A dive team was dispatched to search the Nelson River near the Manitoba town of Gillam after officers in a helicopter Friday spotted an aluminum rowboat on the shore, Royal Canadian Mounted Police said.
Saturday, Aug. 3
Five members of the RCMP Underwater Recovery Team on Saturday conducted “a thorough underwater search of significant areas of interest” in the Nelson River, which is about 400 miles long and stretches between Lake Winnipeg and Hudson Bay.
Monday, Aug. 5
It was not immediately clear what, if anything, was found during the search, which by Monday police announced had been completed.
“They will not be conducting any additional dives,” RCMP Manitoba tweeted.
Bryer and McLeod’s last known whereabouts were about a week ago.
“Everything is possible at this stage,” RCMP Assistant Commissioner Jane MacLatchy told reporters the week prior, noting it's possible they may have had assistance leaving the area and that they could also be dead.
“The north part of the province is a very unforgiving place,” MacLatchy said. “We are keeping all possibilities in mind as we go forward.”
Wednesday, Aug. 7
Authorities in Canada announced Bryer and McLeod’s bodies had been found.
“The search is over,” RCMP Manitoba tweeted.
Officers discovered the remains at 10 a.m. local time near the shoreline of the Nelson River, about 5 miles from a burned vehicle they are believed to have used in their attempts to evade capture.
Police said on Twitter Wednesday a discovery made Friday was instrumental in locating of McLeod and Bryer's bodies.
“Our officers knew we needed just one piece of evidence to move the search forward & on Friday, August 2nd, the items found on the shoreline of the Nelson River & directly linked to the suspects, enables officers to narrow down the search,” RCMP wrote on Twitter.
“Specialized RCMP teams begin searching nearby high-probability areas, leading officers to the discovery of the two male bodies, in the dense brush, within 1 km [or a little over half a mile] from where the items were found,” they continued.
Residents in Gillam and surrounding areas, including the Fox Lake Cree Nation, Ilford War Lake First Nation and York Landing, had been on high alert in case they spotted an unknown vehicle or persons, vigilance which RCMP Manitoba acknowledged Wednesday.
"Your lives have been disrupted, many of you lived with uncertainty and fear, but throughout, you were resilient and helped our officers get the job done," RCMP tweeted. "It was a search that could only be successful if we had strong public engagement and support."
Monday, Aug. 12
Police revealed that McLeod and Bryer died by suicide by gunfire.

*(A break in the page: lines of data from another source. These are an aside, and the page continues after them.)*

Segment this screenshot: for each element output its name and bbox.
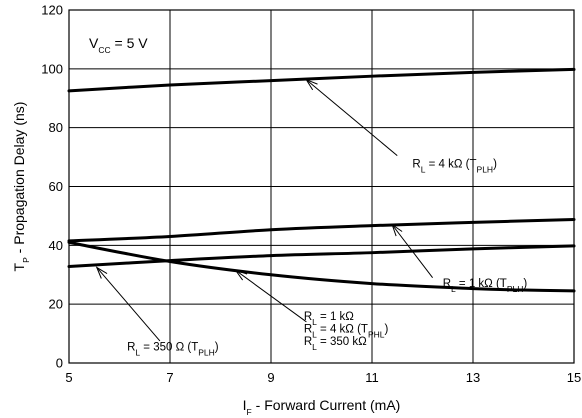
- y-tick-label: 40: [49, 238, 63, 253]
- annotation-texts: RL = 4 kΩ (TPLH) RL = 1 kΩ (TPLH) RL = 1 k…: [127, 158, 527, 357]
- annotation-arrows: [95, 78, 433, 342]
- annotation-text-a3: RL = 4 kΩ (TPHL): [304, 323, 389, 339]
- x-tick-label: 5: [65, 370, 72, 385]
- annotation-arrow-a2: [391, 224, 433, 278]
- x-tick-label: 9: [267, 370, 274, 385]
- annotation-arrowhead-a3: [234, 269, 248, 281]
- annotation-text-a1: RL = 4 kΩ (TPLH): [412, 158, 497, 174]
- y-tick-label: 20: [49, 297, 63, 312]
- annotation-arrow-a4: [96, 267, 161, 342]
- series-group: [67, 67, 576, 293]
- series-line-s4: [67, 240, 576, 293]
- series-line-s2: [67, 217, 576, 243]
- annotation-arrowhead-a4: [95, 266, 108, 279]
- annotation-arrowhead-a1: [305, 78, 318, 91]
- series-line-s3: [67, 244, 576, 269]
- x-tick-label: 11: [365, 370, 379, 385]
- annotation-text-a2: RL = 1 kΩ (TPLH): [443, 278, 528, 294]
- y-tick-label: 80: [49, 120, 63, 135]
- annotation-text-a3: RL = 1 kΩ: [304, 311, 354, 327]
- annotation-arrowhead-a2: [391, 223, 403, 237]
- annotation-text-a4: RL = 350 Ω (TPLH): [127, 341, 219, 357]
- y-tick-label: 100: [41, 61, 63, 76]
- annotation-arrow-a3: [235, 269, 307, 323]
- plot-frame: [68, 9, 575, 364]
- x-tick-label: 7: [166, 370, 173, 385]
- x-tick-label: 13: [466, 370, 480, 385]
- y-axis-label: TP - Propagation Delay (ns): [11, 102, 31, 272]
- x-axis-label: IF - Forward Current (mA): [243, 397, 401, 417]
- y-tick-label: 120: [41, 3, 63, 18]
- annotation-arrow-a1: [306, 79, 398, 156]
- annotation-text-a3: RL = 350 kΩ: [304, 336, 367, 352]
- y-tick-label: 0: [56, 356, 63, 371]
- vcc-condition-label: VCC = 5 V: [89, 35, 148, 55]
- tick-labels: 5 7 9 11 13 15 0 20 40 60 80 100 120: [41, 3, 581, 386]
- series-line-s1: [67, 67, 576, 93]
- y-tick-label: 60: [49, 179, 63, 194]
- x-tick-label: 15: [567, 370, 581, 385]
- axis-labels: IF - Forward Current (mA) TP - Propagatio…: [11, 35, 400, 417]
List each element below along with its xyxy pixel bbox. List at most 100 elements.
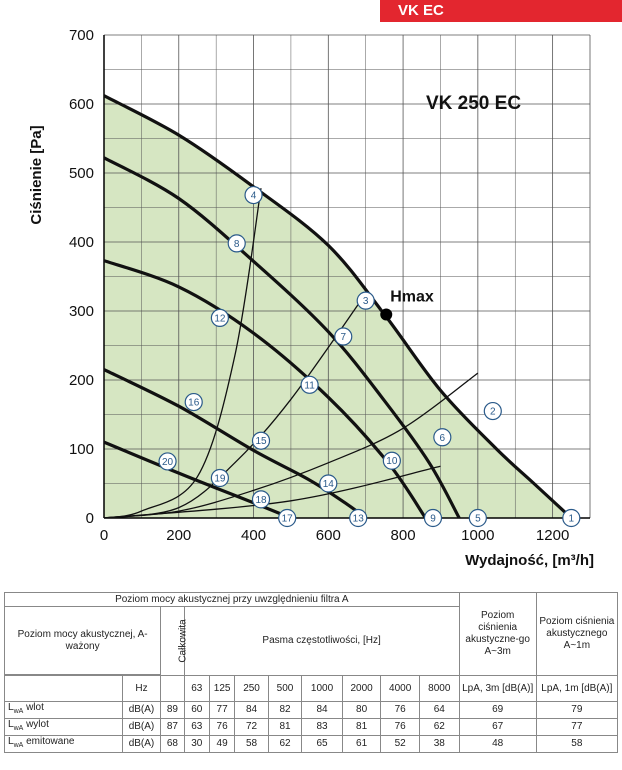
- chart-title: VK 250 EC: [426, 93, 521, 114]
- hz-label: Hz: [121, 675, 162, 702]
- operating-point-marker: 18: [251, 490, 271, 509]
- marker-label: 1: [569, 514, 575, 525]
- table-row: LwA wylot dB(A) 87 63 76 72 81 83 81 76 …: [4, 718, 619, 736]
- y-tick-label: 100: [69, 441, 94, 458]
- y-tick-labels: 0 100 200 300 400 500 600 700: [69, 27, 94, 527]
- band-63: 63: [183, 675, 210, 702]
- marker-circle: [210, 308, 229, 327]
- band-8000: 8000: [418, 675, 460, 702]
- row-label: LwA wlot: [4, 701, 123, 719]
- row-name: wylot: [26, 719, 49, 730]
- marker-circle: [562, 508, 581, 528]
- row-band: 64: [418, 701, 460, 719]
- y-tick-label: 0: [86, 510, 94, 527]
- x-tick-label: 1000: [461, 527, 494, 544]
- marker-label: 19: [214, 473, 226, 484]
- row-band: 81: [341, 718, 382, 736]
- operating-point-marker: 16: [184, 392, 203, 412]
- band-125: 125: [208, 675, 236, 702]
- row-band: 60: [183, 701, 210, 719]
- marker-label: 17: [282, 514, 294, 525]
- marker-circle: [319, 474, 338, 493]
- x-tick-label: 600: [316, 527, 341, 544]
- x-tick-label: 0: [100, 527, 108, 544]
- row-band: 61: [341, 735, 382, 753]
- bands-header: Pasma częstotliwości, [Hz]: [183, 606, 460, 676]
- marker-circle: [468, 508, 487, 528]
- row-band: 81: [267, 718, 303, 736]
- marker-label: 14: [323, 479, 335, 490]
- fan-curve: [104, 440, 293, 518]
- eta-max-point: [380, 308, 393, 321]
- marker-label: 6: [440, 433, 446, 444]
- fan-curve: [104, 94, 573, 518]
- table-row: LwA emitowane dB(A) 68 30 49 58 62 65 61…: [4, 735, 619, 753]
- marker-label: 4: [251, 191, 257, 202]
- operating-point-marker: 13: [349, 508, 368, 528]
- x-tick-label: 200: [166, 527, 191, 544]
- row-unit: dB(A): [121, 718, 162, 736]
- marker-circle: [244, 185, 263, 205]
- system-curve: [104, 465, 441, 518]
- y-axis-title: Ciśnienie [Pa]: [28, 125, 45, 224]
- operating-point-marker: 2: [483, 401, 502, 421]
- row-band: 62: [418, 718, 460, 736]
- marker-label: 5: [475, 514, 481, 525]
- operating-point-marker: 1: [562, 508, 581, 528]
- x-tick-label: 1200: [536, 527, 569, 544]
- marker-circle: [349, 508, 368, 528]
- lpa3-header: Poziom ciśnienia akustyczne-go A~3m: [458, 592, 537, 676]
- operating-point-marker: 10: [382, 451, 401, 470]
- row-unit: dB(A): [121, 701, 162, 719]
- operating-point-marker: 5: [468, 508, 487, 528]
- row-band: 62: [267, 735, 303, 753]
- row-name: wlot: [26, 702, 44, 713]
- y-tick-label: 600: [69, 96, 94, 113]
- eta-max-label: Ηmax: [390, 288, 434, 305]
- operating-point-marker: 14: [319, 474, 338, 493]
- row-lpa1: 58: [535, 735, 619, 753]
- row-band: 38: [418, 735, 460, 753]
- operating-point-marker: 6: [433, 428, 452, 447]
- row-unit: dB(A): [121, 735, 162, 753]
- x-axis-title: Wydajność, [m³/h]: [465, 552, 594, 569]
- operating-point-marker: 11: [300, 375, 319, 394]
- marker-circle: [382, 451, 401, 470]
- x-tick-label: 400: [241, 527, 266, 544]
- marker-label: 20: [162, 457, 174, 468]
- row-band: 76: [380, 701, 420, 719]
- y-tick-label: 400: [69, 234, 94, 251]
- lpa1-header: Poziom ciśnienia akustycznego A~1m: [535, 592, 619, 676]
- row-band: 83: [301, 718, 343, 736]
- row-label: LwA emitowane: [4, 735, 123, 753]
- operating-point-marker: 12: [210, 308, 229, 327]
- lpa1-unit: LpA, 1m [dB(A)]: [535, 675, 619, 702]
- row-total: 68: [160, 735, 185, 753]
- marker-label: 9: [430, 514, 436, 525]
- band-2000: 2000: [341, 675, 382, 702]
- band-1000: 1000: [301, 675, 343, 702]
- marker-label: 3: [363, 296, 369, 307]
- marker-circle: [300, 375, 319, 394]
- operating-point-marker: 20: [158, 452, 177, 471]
- marker-circle: [433, 428, 452, 447]
- row-total: 87: [160, 718, 185, 736]
- row-name: emitowane: [26, 736, 75, 747]
- acoustic-table: Poziom mocy akustycznej przy uwzględnien…: [3, 592, 619, 753]
- row-band: 52: [380, 735, 420, 753]
- operating-point-marker: 7: [334, 327, 353, 346]
- row-band: 77: [208, 701, 236, 719]
- marker-circle: [210, 468, 229, 488]
- marker-label: 8: [234, 239, 240, 250]
- band-250: 250: [234, 675, 269, 702]
- row-header: Poziom mocy akustycznej, A-ważony: [3, 606, 162, 675]
- band-4000: 4000: [380, 675, 420, 702]
- marker-circle: [278, 508, 297, 528]
- row-band: 49: [208, 735, 236, 753]
- operating-point-marker: 9: [423, 508, 443, 528]
- total-label: Całkowita: [177, 619, 189, 663]
- marker-circle: [227, 234, 246, 253]
- marker-label: 16: [188, 398, 200, 409]
- row-band: 80: [341, 701, 382, 719]
- row-lpa1: 77: [535, 718, 619, 736]
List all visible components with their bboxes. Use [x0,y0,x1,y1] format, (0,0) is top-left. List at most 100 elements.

The Manitoba Medical Examiner also confirmed the identities of the remains.
Police said the teens had been dead "for a number of days" before their bodies were discovered. However, police said, an exact time and date of their deaths was not clear.
Tuesday, Aug. 20
The teen fugitives may have shared their motives in a video on one of their mobile phones, according to a report.
McLeod and Bryer left a “last will and testament” video message before taking their own lives, a family member of one of the suspects told the Toronto Star.
The two teenagers reportedly said goodbye and gave instructions on what to do with their remains in the approximately 30 seconds of footage investigators shared with loved ones by the Royal Canadian Mounted Police.
The RCMP were believed to be in possession of the full video recording, which was longer than what was shared with the suspects’ relatives. The video could be the key to explaining what led the teens to brutally murder Deese, Fowler and Dyck.